ColorConverter

The ColorConverter class contains GPE color conversion support. The base ColorConverter class is defined in the Swconvrt.cpp file. This class enables translation among any combination of source and destination surface pixel types at the time that bit blocks are written to the display.

The following table shows the pixel formats for surfaces.

Pixel format Description
PAL_RGB Each pixel is an unsigned long of the form 0x00BBGGRR. This is identical to the PALETTENTRY structure.
PAL_BGR Each pixel is an unsigned long of the form 0x00RRGGBB. This is identical to the RGBQUAD structure.
PAL_MASKED The RGB channels of each pixel are isolated by using bitmasks to identify which specific bits are used for each channel. This is most common for formats of 15 and 16 bpp.
PAL_INDEXED Each pixel contains an index into the current palette for the surface. Palette entries may be 1, 2, 4, or 8 bits long, depending on how many bits per pixel the display uses.

When display drivers call GPE functions with XLATEOBJ pointer parameters, the functions create and initialize ColorConverter objects to handle any color conversion. Alternatively, based on the value of the XLATEOBJ member iUniq, the functions may use a cached ColorConverter object from a previous call.

The ColorConverter object populates two pointers: pLookup and pConverter. If both are NULL, no conversion is required because the source and destination formats are compatible and palettes, if any, are identical.

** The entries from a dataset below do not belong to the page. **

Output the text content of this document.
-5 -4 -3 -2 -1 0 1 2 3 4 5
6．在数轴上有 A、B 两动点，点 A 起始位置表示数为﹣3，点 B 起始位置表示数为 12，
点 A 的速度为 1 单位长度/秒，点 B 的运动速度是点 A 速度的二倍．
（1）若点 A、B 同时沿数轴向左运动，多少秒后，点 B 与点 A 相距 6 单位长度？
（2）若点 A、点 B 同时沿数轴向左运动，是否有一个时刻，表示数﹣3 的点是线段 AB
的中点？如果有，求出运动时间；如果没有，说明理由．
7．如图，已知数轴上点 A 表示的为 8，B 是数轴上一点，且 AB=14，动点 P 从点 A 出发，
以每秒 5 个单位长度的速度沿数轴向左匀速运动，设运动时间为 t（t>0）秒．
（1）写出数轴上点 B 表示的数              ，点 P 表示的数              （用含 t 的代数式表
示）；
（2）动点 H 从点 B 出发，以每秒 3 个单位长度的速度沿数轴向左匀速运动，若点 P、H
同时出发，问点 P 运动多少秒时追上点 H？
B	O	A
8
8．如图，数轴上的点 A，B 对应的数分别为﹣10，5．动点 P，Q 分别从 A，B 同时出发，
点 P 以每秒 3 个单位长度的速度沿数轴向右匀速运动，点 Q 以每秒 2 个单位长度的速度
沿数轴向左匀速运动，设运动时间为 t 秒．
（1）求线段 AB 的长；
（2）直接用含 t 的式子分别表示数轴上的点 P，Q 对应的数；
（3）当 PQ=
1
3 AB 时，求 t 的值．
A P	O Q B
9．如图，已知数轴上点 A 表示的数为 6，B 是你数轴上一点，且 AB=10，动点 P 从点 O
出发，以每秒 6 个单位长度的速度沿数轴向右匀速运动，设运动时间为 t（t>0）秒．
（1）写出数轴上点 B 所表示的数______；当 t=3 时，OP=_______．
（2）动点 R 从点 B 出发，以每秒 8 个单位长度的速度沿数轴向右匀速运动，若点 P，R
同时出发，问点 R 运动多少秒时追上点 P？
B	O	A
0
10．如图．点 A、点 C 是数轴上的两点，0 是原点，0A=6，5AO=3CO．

If pLookup is not NULL, the operation must convert each source pixel to a destination pixel, using the source pixel value as an index into the lookup table. If pConverter is not NULL, it is the address of a function that is called to convert a source pixel to a destination pixel. Use this when source and destination formats are incompatible and the source format is not indexed. At most, either pLookup or pConverter is set to non-NULL. Even if two palettes contain the same entries, the palettes are not considered to be the same if one palette is mutable and the other is not.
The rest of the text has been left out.